Contributors All authors reviewed and approved the final version of this manuscript. SA conceptualised the study and was involved in and coordinated all aspects of the study, performed most of the analyses, wrote all drafts of the paper, and is guarantor. GP participated in design, preparation of study materials and protocol, data collection, data entry/editing, interpretation, and preparation of drafts. BG and LP participated in design, preparation of study materials and protocol, interpretation, and preparation of drafts. BJM participated in design, preparation of study materials and protocol, data collection, data entry/editing, and preparation of drafts. AK was statistical adviser, conducted statistical modelling, and participated in the interpretation. MD'E participated in data collection, data entry/editing, and commented on drafts. EO'K participated in design and data collection and commented on drafts of the manuscript. JPMcL participated in the research design and protocol preparation and commented on drafts. DO'D participated in the research design and protocol preparation, contributed to preparation of study materials, and commented on drafts. BB, BMcC, and IJP participated in design and commented on drafts.

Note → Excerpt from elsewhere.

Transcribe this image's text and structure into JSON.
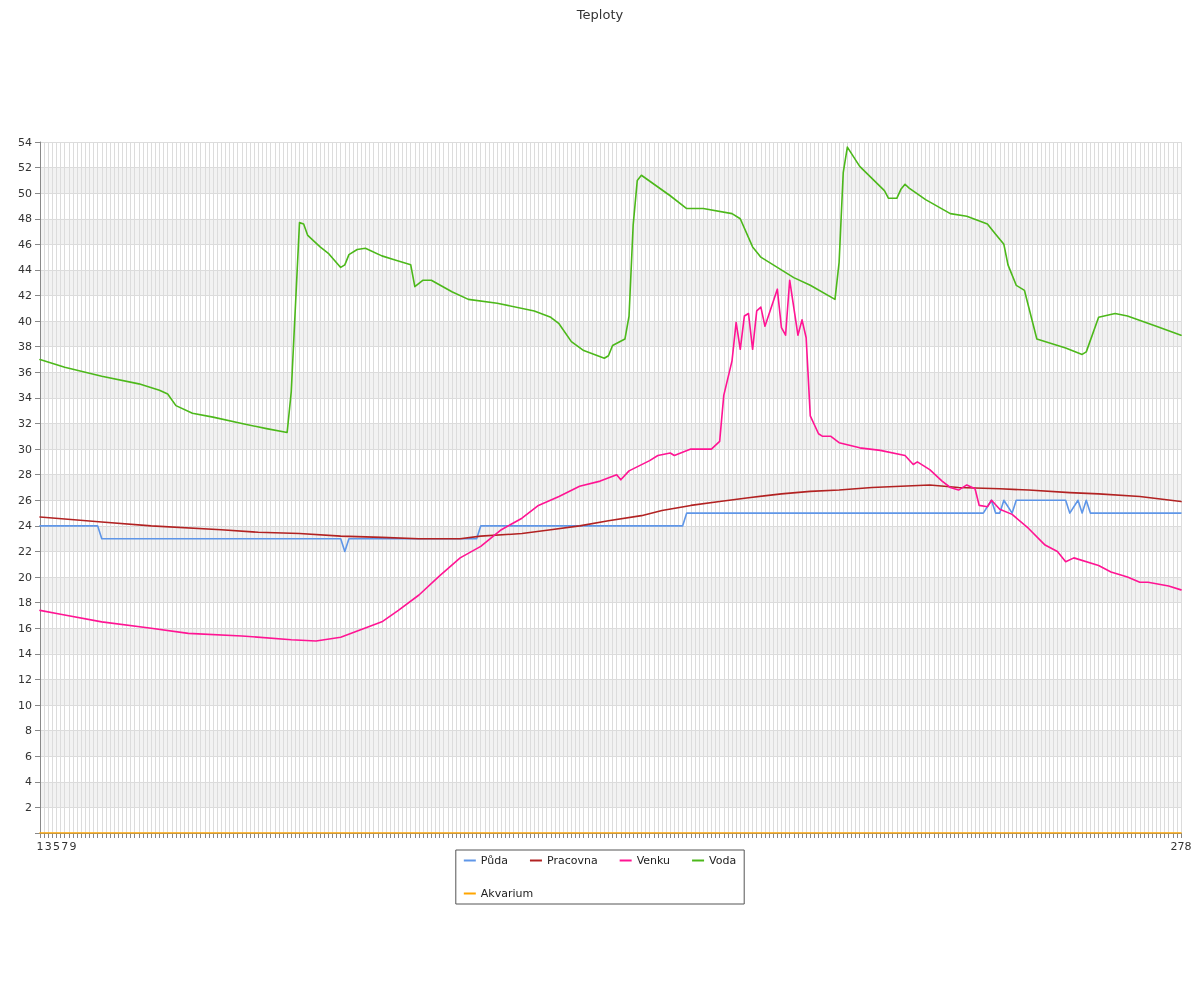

Funding Office of Tobacco Control through the Research Institute for a Tobacco Free Society (Republic of Ireland); the National Cancer Institute of the United States (R01 CA90955); Irish Cancer Society; Irish Heart Foundation; Health Service Executive, Western Area, and Western Investing for Health Partnership (Northern Ireland). Mandate Trade Union provided two prizes for a draw.
Competing interests SA is a member of the Board of the Irish Office of Tobacco Control (unpaid position). IJP is chairman of the Irish Research Institute for a Tobacco Free Society.
Ethical approval Research ethics committee of the Faculty of Public Health Medicine, Royal College of Physicians of Ireland; the St. James's Hospital and Federated Dublin Voluntary Hospitals joint research ethics committee; the clinical research ethics committee of the Cork Teaching Hospitals; and the healthcare committee and senior management team of the Western Health and Social Services Board and the Western Investing for Health Partnership.